Opposition leader Morgan Tsvangirai, who beat Mugabe in the first round of voting in March, withdrew from the run-off last Sunday over violence and intimidation of his Movement for Democratic Change (MDC) supporters by the ruling ZANU-PF party.
Voting began shortly after 6:00 a.m. British time and turnout was thin at some polling stations in the capital Harare, unlike the March election when people began lining up from the early hours. Polling is due to end at 6:00 p.m. British time.
"I am here to exercise my vote. It does not make a difference for me (that only Mugabe is standing)," Tabeth Masuka said at a polling station in Harare's Avondale suburb.
"I will not be voting, I think it does not make sense to vote when one of the candidates has already withdrawn from that contest," said Terrence Mukumba, a Harare-based bank employee.

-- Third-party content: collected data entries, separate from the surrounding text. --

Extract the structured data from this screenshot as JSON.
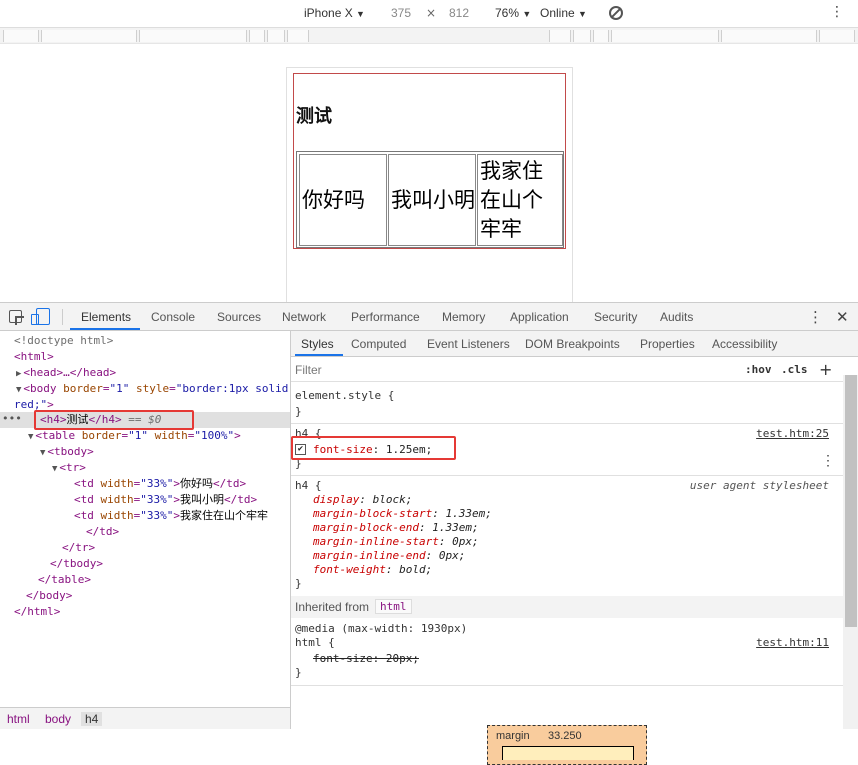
{
  "device_toolbar": {
    "device": "iPhone X",
    "width": "375",
    "times": "×",
    "height": "812",
    "zoom": "76%",
    "network": "Online",
    "caret": "▼"
  },
  "page": {
    "heading": "测试",
    "cells": [
      "你好吗",
      "我叫小明",
      "我家住在山个牢牢"
    ]
  },
  "devtools": {
    "tabs": [
      "Elements",
      "Console",
      "Sources",
      "Network",
      "Performance",
      "Memory",
      "Application",
      "Security",
      "Audits"
    ],
    "dom": {
      "doctype": "<!doctype html>",
      "html_open": "<html>",
      "head": "<head>…</head>",
      "body_open_a": "<body ",
      "body_attr1": "border",
      "body_val1": "\"1\"",
      "body_attr2": "style",
      "body_val2a": "\"border:1px solid",
      "body_val2b": "red;\"",
      "body_close_bracket": ">",
      "h4_open": "<h4>",
      "h4_text": "测试",
      "h4_close": "</h4>",
      "h4_eq": "== $0",
      "table_open": "<table ",
      "table_attr1": "border",
      "table_val1": "\"1\"",
      "table_attr2": "width",
      "table_val2": "\"100%\"",
      "tbody_open": "<tbody>",
      "tr_open": "<tr>",
      "td_open": "<td ",
      "td_attr": "width",
      "td_val": "\"33%\"",
      "td_close": "</td>",
      "td_texts": [
        "你好吗",
        "我叫小明",
        "我家住在山个牢牢"
      ],
      "tr_close": "</tr>",
      "tbody_close": "</tbody>",
      "table_close": "</table>",
      "body_close": "</body>",
      "html_close": "</html>"
    },
    "breadcrumbs": [
      "html",
      "body",
      "h4"
    ],
    "styles_tabs": [
      "Styles",
      "Computed",
      "Event Listeners",
      "DOM Breakpoints",
      "Properties",
      "Accessibility"
    ],
    "filter_placeholder": "Filter",
    "hov": ":hov",
    "cls": ".cls",
    "plus": "+",
    "rules": {
      "element_style": "element.style {",
      "close": "}",
      "h4_selector": "h4 {",
      "h4_source": "test.htm:25",
      "h4_prop": "font-size",
      "h4_val": "1.25em;",
      "ua_selector": "h4 {",
      "ua_source": "user agent stylesheet",
      "ua_props": [
        {
          "p": "display",
          "v": "block;"
        },
        {
          "p": "margin-block-start",
          "v": "1.33em;"
        },
        {
          "p": "margin-block-end",
          "v": "1.33em;"
        },
        {
          "p": "margin-inline-start",
          "v": "0px;"
        },
        {
          "p": "margin-inline-end",
          "v": "0px;"
        },
        {
          "p": "font-weight",
          "v": "bold;"
        }
      ],
      "inherited_label": "Inherited from",
      "inherited_tag": "html",
      "media": "@media (max-width: 1930px)",
      "html_selector": "html {",
      "html_source": "test.htm:11",
      "html_prop": "font-size: 20px;"
    },
    "box_model": {
      "label": "margin",
      "value": "33.250"
    }
  }
}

The poll has been widely condemned and a security committee of the Southern African Development Community (SADC) called for the vote to be postponed, saying Mugabe's re-election as the only candidate could lack legitimacy.
But Mugabe, 84, planning to extend his 28-year-old uninterrupted rule, remained defiant and even ridiculed African leaders who said he should delay the election.

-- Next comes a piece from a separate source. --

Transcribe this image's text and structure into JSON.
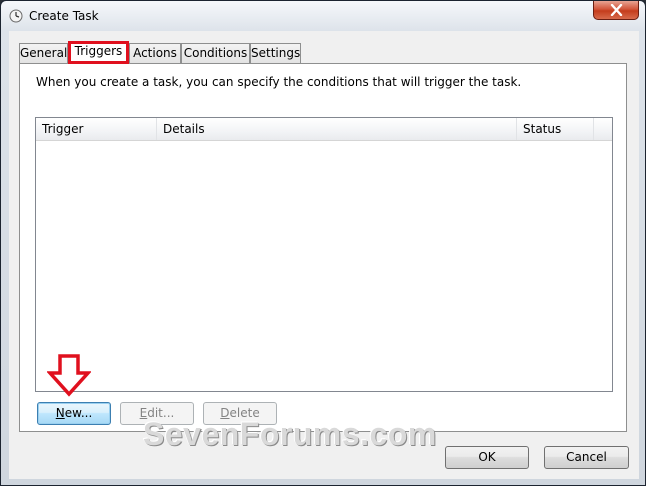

"Even today they are saying do away with the election, what stupidity is that," Mugabe said at his last campaign rally on Thursday, where he urged people to vote in large numbers.
Mugabe has barred observers from Western countries critical of his government and all but refused entry to hundreds of foreign journalists who were keen to cover the election.
A grouping of local observers has said its members were harassed and intimidated by government supporters and that they would not observe Friday's vote.
Zimbabwe's electoral authorities forged ahead with preparations for the poll, deploying thousands of polling officers across the country and distributing ballot boxes and papers to more than 8,000 polling stations.
Police said they would deploy officers to prevent any trouble.